1.      The original image is transformed into a binary image with increased contrast level by applying an adaptive thresholding procedure [26].  This stage makes TRIP’s image analysis very robust to variable lighting conditions and suitable even for low-cost, low-quality CCTV or web-cams.

2.     

One-pixel width edges in the binary image are extracted by applying a very computationally efficient binary edge detection method. This method applies the following criteria to a binary image: “A pixel is an edge point if it has black intensity value and an adjacent (4-connected) neighbour pixel with white intensity value and a diagonally adjacent (8-connected) one with black intensity value”.

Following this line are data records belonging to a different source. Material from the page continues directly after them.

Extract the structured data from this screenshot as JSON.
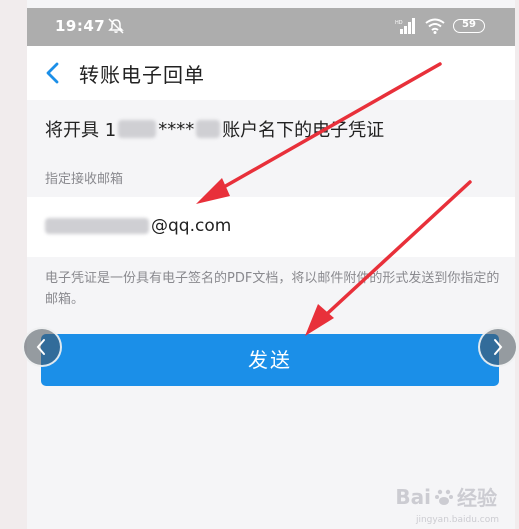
{
  "status_bar": {
    "time": "19:47",
    "battery": "59",
    "icons": [
      "mute-icon",
      "signal-icon",
      "wifi-icon",
      "battery-icon"
    ]
  },
  "nav": {
    "back_icon": "chevron-left-icon",
    "title": "转账电子回单"
  },
  "header": {
    "prefix": "将开具 1",
    "mask": "****",
    "suffix": "账户名下的电子凭证"
  },
  "email_section": {
    "label": "指定接收邮箱",
    "email_suffix": "@qq.com"
  },
  "info": {
    "text": "电子凭证是一份具有电子签名的PDF文档，将以邮件附件的形式发送到你指定的邮箱。"
  },
  "send_button": {
    "label": "发送"
  },
  "watermark": {
    "brand": "Bai",
    "brand_tail": "经验",
    "sub": "jingyan.baidu.com"
  },
  "colors": {
    "accent": "#1b8fe8",
    "arrow": "#e8303a",
    "status_bar": "#adadad"
  }
}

3.      All the 8-connected chains of edge points (edgel) are followed in a clockwise fashion, producing for each edge a list of ordered point locations. TRIP is only concerned with edges corresponding to the perspective projections of the circular borders of TRIPtags, i.e. ellipses. Thus, only edges whose shape is likely to define an elliptical shape are kept. For this, a simple heuristic is applied that analyses the ratio between the Euclidean distance of the extremes of an edge and its length in pixels. 

4.      The direct least-squares ellipse fitting method developed by Pilu et al. [15] is applied to each elliptical edge candidate encountered, obtaining the ellipse parameters that best approximate the edge points.

5.      The ellipses found are tested for concentricity in order to identify candidate TRIPcodes.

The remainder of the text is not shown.